Page MenuHomePhabricator

Investigate group.initial.rebalance.delay.ms Kafka setting
Closed, ResolvedPublic

Description

As indicated in the parent task, whenever ChangeProp is restarted or some workers die and get respawned, there's a significant number of rebalances happen while the workers start which apparently can mess up broker state and end up in a situation when no consumer within the consumer group gets an assigned partition.

In order to prevent that a new group.initial.rebalance.delay.ms property defaulting to 3 seconds was added to kafka configuration starting with version 0.11 (KIP)

I thinnk that increasing this value to soemthing like 10 seconds could help with initial rebalancing and some quite some load.

Unfortunately the main kafka cluster is still on 0.9, so this one is blocked until we upgrade it.

Event Timeline

Pchelolo created this task.

@Ottomata @elukey now that we were successful in upgrading Kafka, I think we can try increasing this to 10 seconds.

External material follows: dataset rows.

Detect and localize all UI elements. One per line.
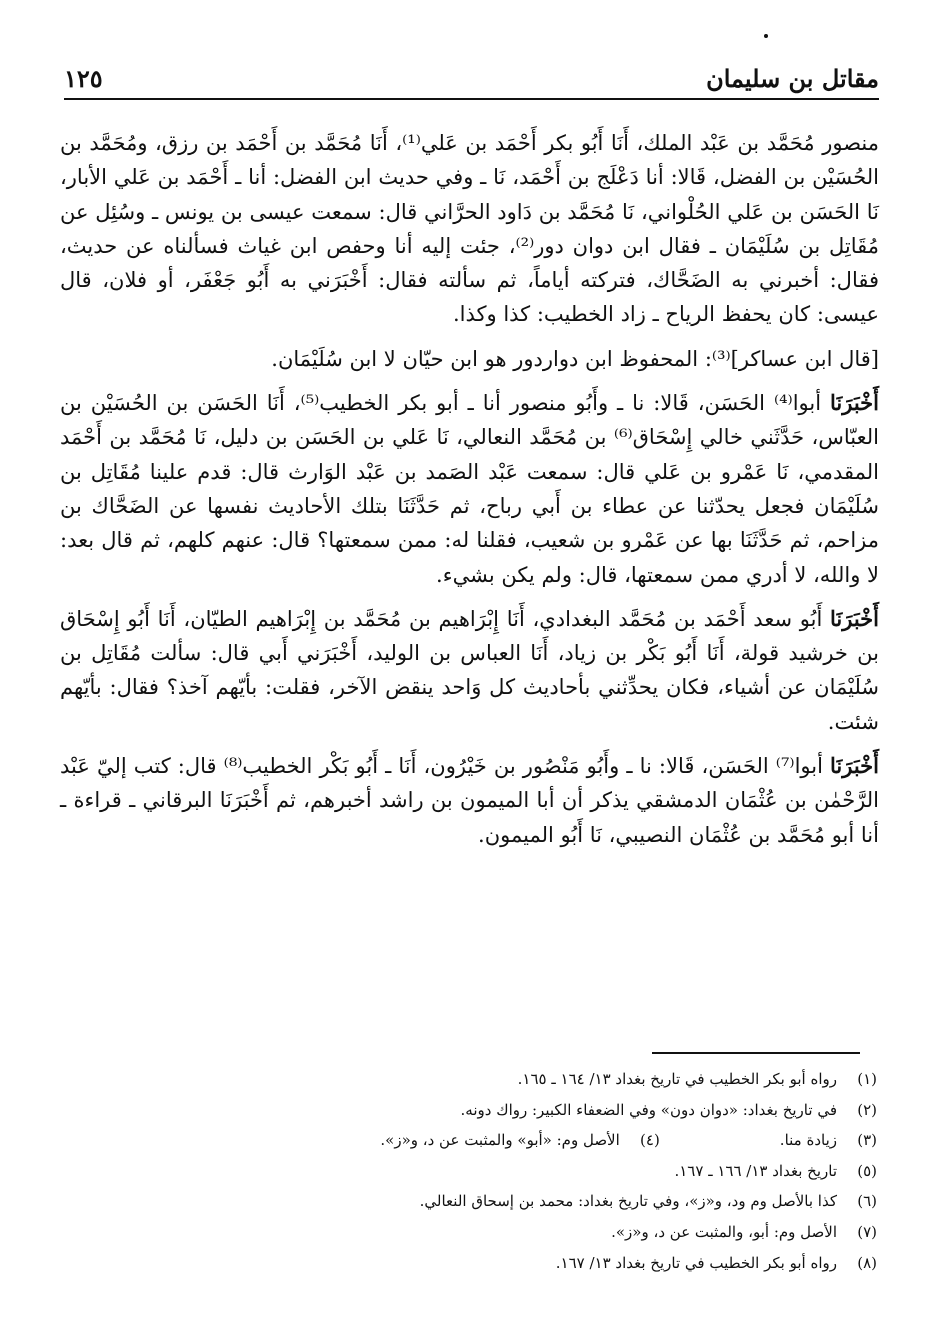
footnote [64, 1095, 877, 1126]
header-title: مقاتل بن سليمان [706, 63, 879, 93]
footnote-text: كذا بالأصل وم ود، و«ز»، وفي تاريخ بغداد: محمد بن إسحاق النعالي. [419, 1192, 837, 1211]
footnote-text: رواه أبو بكر الخطيب في تاريخ بغداد ١٣/ ١٦٤ ـ ١٦٥. [517, 1070, 837, 1088]
footnote-text: في تاريخ بغداد: «دوان دون» وفي الضعفاء الكبير: رواك دونه. [460, 1100, 837, 1119]
page-number: ١٢٥ [64, 63, 103, 93]
paragraph-5 [60, 749, 879, 852]
footnote-separator [652, 1052, 860, 1054]
footnote-text: الأصل وم: أبو، والمثبت عن د، و«ز». [611, 1222, 837, 1241]
paragraph-text: [قال ابن عساكر]⁽³⁾: المحفوظ ابن دواردور هو ابن حيّان لا ابن سُلَيْمَان. [271, 346, 879, 371]
footnote-number: (٣) [857, 1131, 877, 1150]
page-mark [764, 34, 768, 38]
main-text [60, 126, 879, 862]
paragraph-lead: أَخْبَرَنَا [830, 390, 879, 416]
footnote-number: (٨) [857, 1253, 877, 1272]
paragraph-text: أَبُو سعد أَحْمَد بن مُحَمَّد البغدادي، أَنَا إِبْرَاهيم بن مُحَمَّد بن إِبْرَاهيم الطيّان، أَنَا أَبُو إِسْحَاق بن خرشيد قولة، أَنَا أَبُو بَكْر بن زياد، أَنَا العباس بن الوليد، أَخْبَرَني أَبي قال: سألت مُقَاتِل بن سُلَيْمَان عن أشياء، فكان يحدِّثني بأحاديث كل وَاحد ينقض الآخر، فقلت: بأيّهم آخذ؟ فقال: بأيّهم شئت. [60, 606, 879, 734]
footnote [64, 1186, 877, 1217]
paragraph-text: منصور مُحَمَّد بن عَبْد الملك، أَنَا أَبُو بكر أَحْمَد بن عَلي⁽¹⁾، أَنَا مُحَمَّد بن أَحْمَد بن رزق، ومُحَمَّد بن الحُسَيْن بن الفضل، قَالا: أنا دَعْلَج بن أَحْمَد، نَا ـ وفي حديث ابن الفضل: أنا ـ أَحْمَد بن عَلي الأبار، نَا الحَسَن بن عَلي الحُلْواني، نَا مُحَمَّد بن دَاود الحرَّاني قال: سمعت عيسى بن يونس ـ وسُئِل عن مُقَاتِل بن سُلَيْمَان ـ فقال ابن دوان دور⁽²⁾، جئت إليه أنا وحفص ابن غياث فسألناه عن حديث، فقال: أخبرني به الضَحَّاك، فتركته أياماً، ثم سألته فقال: أَخْبَرَني به أَبُو جَعْفَر، أو فلان، قال عيسى: كان يحفظ الرياح ـ زاد الخطيب: كذا وكذا. [60, 131, 879, 327]
footnote-number: (٦) [857, 1192, 877, 1211]
paragraph-text: أبوا⁽⁴⁾ الحَسَن، قَالا: نا ـ وأَبُو منصور أنا ـ أبو بكر الخطيب⁽⁵⁾، أَنَا الحَسَن بن الحُسَيْن بن العبّاس، حَدَّثَني خالي إِسْحَاق⁽⁶⁾ بن مُحَمَّد النعالي، نَا عَلي بن الحَسَن بن دليل، نَا مُحَمَّد بن أَحْمَد المقدمي، نَا عَمْرو بن عَلي قال: سمعت عَبْد الصَمد بن عَبْد الوَارث قال: قدم علينا مُقَاتِل بن سُلَيْمَان فجعل يحدّثنا عن عطاء بن أَبي رباح، ثم حَدَّثَنَا بتلك الأحاديث نفسها عن الضَحَّاك بن مزاحم، ثم حَدَّثَنَا بها عن عَمْرو بن شعيب، فقلنا له: ممن سمعتها؟ قال: عنهم كلهم، ثم قال بعد: لا والله، لا أدري ممن سمعتها، قال: ولم يكن بشيء. [60, 391, 879, 587]
paragraph-lead: أَخْبَرَنَا [830, 605, 879, 631]
footnote-text: رواه أبو بكر الخطيب في تاريخ بغداد ١٣/ ١٦٧. [555, 1253, 837, 1272]
footnote-number: (٥) [857, 1161, 877, 1180]
footnote [64, 1064, 877, 1095]
footnote-text: تاريخ بغداد ١٣/ ١٦٦ ـ ١٦٧. [674, 1161, 837, 1180]
footnote [64, 1217, 877, 1248]
paragraph-1 [60, 126, 879, 332]
paragraph-2 [60, 342, 879, 376]
paragraph-4 [60, 602, 879, 739]
footnote-text: زيادة منا. [779, 1131, 837, 1150]
footnote-second [380, 1125, 659, 1156]
footnote-number: (٢) [857, 1100, 877, 1119]
footnote-number: (٤) [640, 1131, 660, 1150]
running-header [64, 58, 879, 100]
footnote-number: (٧) [857, 1222, 877, 1241]
paragraph-3 [60, 386, 879, 592]
footnote-text: الأصل وم: «أبو» والمثبت عن د، و«ز». [380, 1131, 620, 1150]
paragraph-text: أبوا⁽⁷⁾ الحَسَن، قَالا: نا ـ وأَبُو مَنْصُور بن خَيْرُون، أَنَا ـ أَبُو بَكْر الخطيب⁽⁸⁾ قال: كتب إليّ عَبْد الرَّحْمٰن بن عُثْمَان الدمشقي يذكر أن أبا الميمون بن راشد أخبرهم، ثم أَخْبَرَنَا البرقاني ـ قراءة ـ أنا أبو مُحَمَّد بن عُثْمَان النصيبي، نَا أَبُو الميمون. [60, 754, 879, 847]
footnote [64, 1248, 877, 1279]
footnote-number: (١) [857, 1070, 877, 1088]
paragraph-lead: أَخْبَرَنَا [830, 753, 879, 779]
footnote-pair [64, 1125, 877, 1156]
footnote [64, 1156, 877, 1187]
footnotes [64, 1064, 877, 1278]
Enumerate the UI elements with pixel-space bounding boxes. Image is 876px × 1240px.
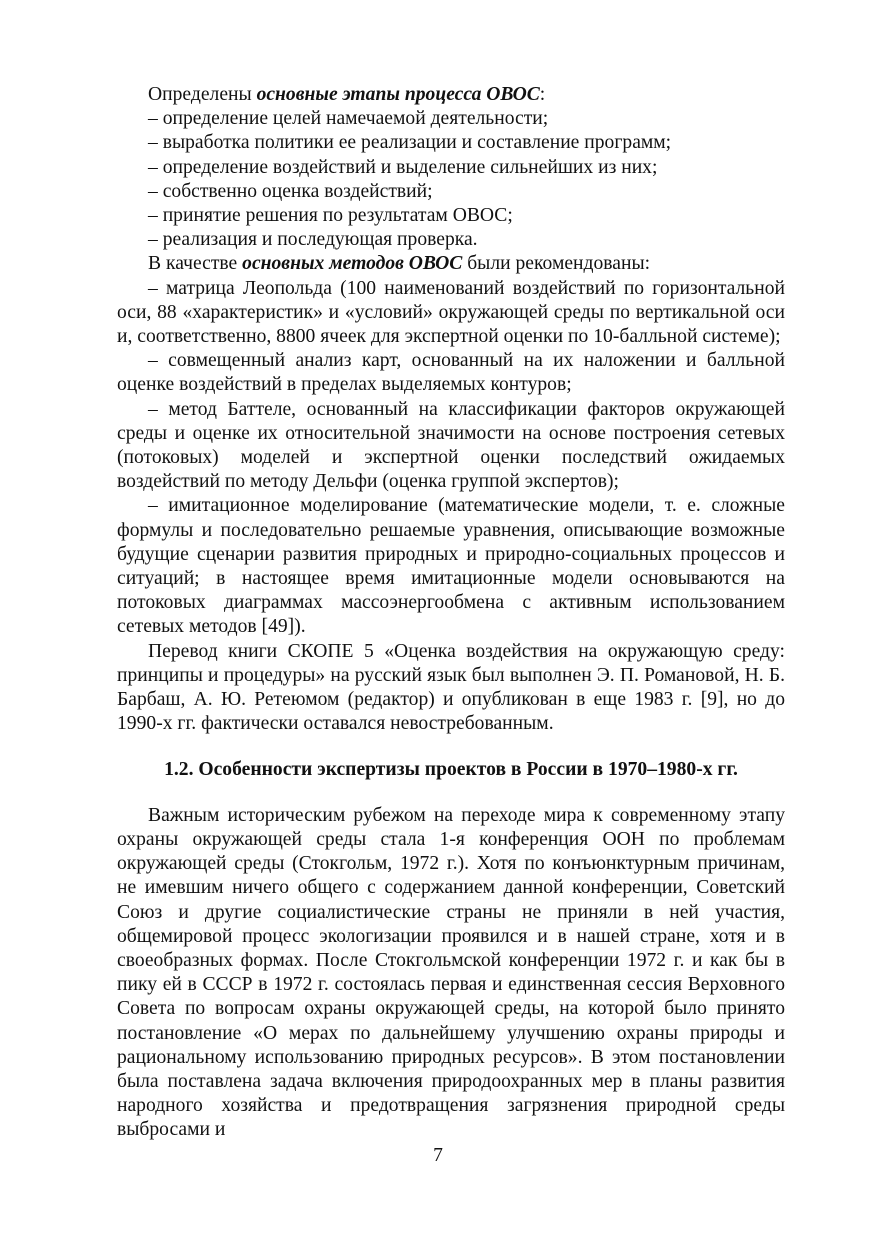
- methods-intro-suffix: были рекомендованы:: [462, 253, 651, 275]
- stages-intro-suffix: :: [539, 84, 546, 105]
- stage-item: – принятие решения по результатам ОВОС;: [148, 205, 513, 227]
- page-body: [117, 83, 785, 1143]
- methods-intro-prefix: В качестве: [148, 253, 243, 275]
- section-paragraph: Важным историческим рубежом на переходе мира к современному этапу охраны окружающей среды стала 1-я конференция ООН по проблемам окружающей среды (Стокгольм, 1972 г.). Хотя по конъюнктурным причинам, не имевшим ничего общего с содержанием данной конференции, Советский Союз и другие социалистические страны не приняли в ней участия, общемировой процесс экологизации проявился и в нашей стране, хотя и в своеобразных формах. После Стокгольмской конференции 1972 г. и как бы в пику ей в СССР в 1972 г. состоялась первая и единственная сессия Верховного Совета по вопросам охраны окружающей среды, на которой было принято постановление «О мерах по дальнейшему улучшению охраны природы и рациональному использованию природных ресурсов». В этом постановлении была поставлена задача включения природоохранных мер в планы развития народного хозяйства и предотвращения загрязнения природной среды выбросами и: [117, 804, 785, 1141]
- stages-intro-emphasis: основные этапы процесса ОВОС: [256, 84, 540, 105]
- page-number: 7: [433, 1145, 443, 1166]
- methods-intro-emphasis: основных методов ОВОС: [242, 253, 463, 275]
- translation-paragraph: Перевод книги СКОПЕ 5 «Оценка воздействия на окружающую среду: принципы и процедуры» на русский язык был выполнен Э. П. Романовой, Н. Б. Барбаш, А. Ю. Ретеюмом (редактор) и опубликован в еще 1983 г. [9], но до 1990-х гг. фактически оставался невостребованным.: [117, 640, 785, 735]
- method-item-leopold-matrix: – матрица Леопольда (100 наименований воздействий по горизонтальной оси, 88 «характеристик» и «условий» окружающей среды по вертикальной оси и, соответственно, 8800 ячеек для экспертной оценки по 10-балльной системе);: [117, 277, 785, 348]
- stages-intro: [117, 83, 785, 107]
- method-item-map-overlay: – совмещенный анализ карт, основанный на их наложении и балльной оценке воздействий в пределах выделяемых контуров;: [117, 350, 785, 396]
- stage-item: – реализация и последующая проверка.: [148, 229, 478, 251]
- section-heading: 1.2. Особенности экспертизы проектов в России в 1970–1980-х гг.: [164, 759, 738, 781]
- methods-intro: [117, 252, 785, 276]
- stage-item: – определение воздействий и выделение сильнейших из них;: [148, 156, 658, 178]
- stage-item: – выработка политики ее реализации и составление программ;: [148, 132, 672, 154]
- stage-item: – определение целей намечаемой деятельности;: [148, 108, 549, 130]
- method-item-simulation: – имитационное моделирование (математические модели, т. е. сложные формулы и последовательно решаемые уравнения, описывающие возможные будущие сценарии развития природных и природно-социальных процессов и ситуаций; в настоящее время имитационные модели основываются на потоковых диаграммах массоэнергообмена с активным использованием сетевых методов [49]).: [117, 495, 785, 638]
- stage-item: – собственно оценка воздействий;: [148, 180, 433, 202]
- stages-intro-prefix: Определены: [148, 84, 257, 105]
- method-item-battelle: – метод Баттеле, основанный на классификации факторов окружающей среды и оценке их относительной значимости на основе построения сетевых (потоковых) моделей и экспертной оценки последствий ожидаемых воздействий по методу Дельфи (оценка группой экспертов);: [117, 398, 785, 493]
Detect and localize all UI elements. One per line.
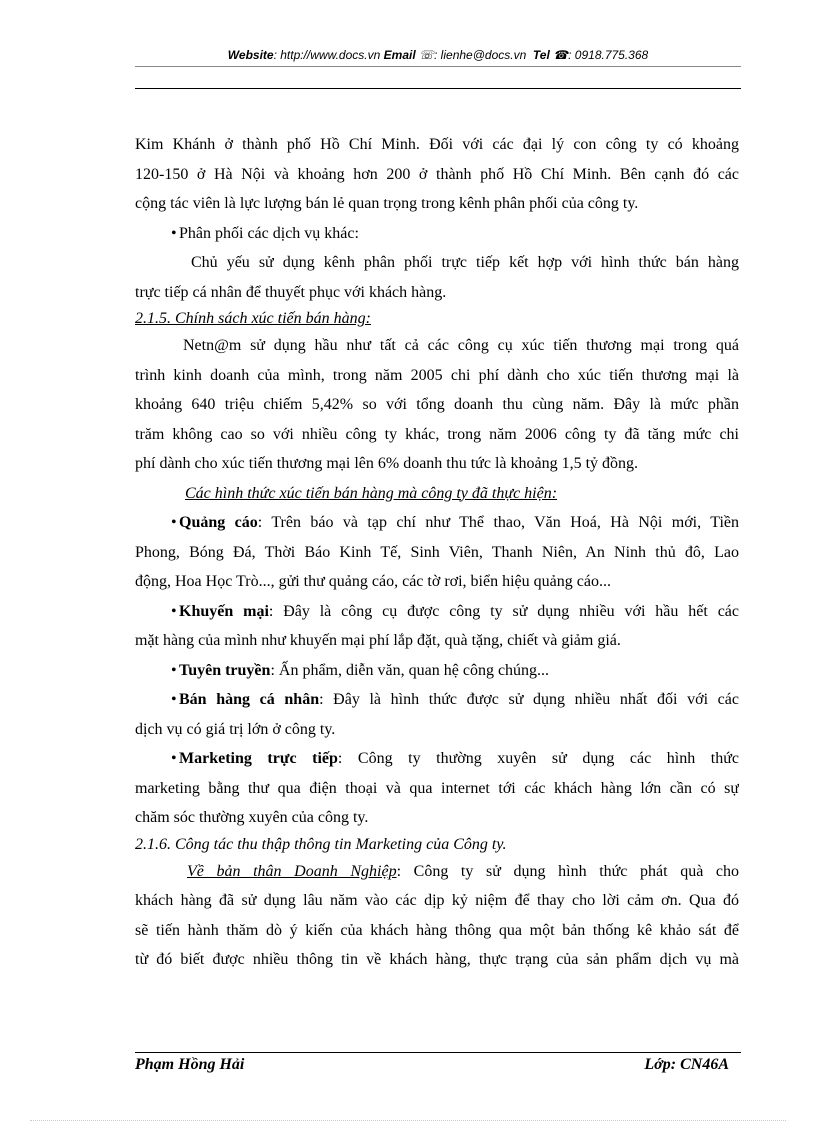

Do you think the number is reasonable?

Yeah, I think that sounds fine.

Yeah, I think that sounds fine.

+1

Change 432615 had a related patch set uploaded (by Ppchelko; owner: Ppchelko):
[operations/puppet@production] Kafka: increase group.initial.rebalance.delay.ms to 10s.

https://gerrit.wikimedia.org/r/432615

Change 432615 merged by Elukey:
[operations/puppet@production] Kafka: increase group.initial.rebalance.delay.ms to 10s.

https://gerrit.wikimedia.org/r/432615

This was deployed to production, the number of rebalance log messages during the consumer startups declined, so I'm resolving the ticket.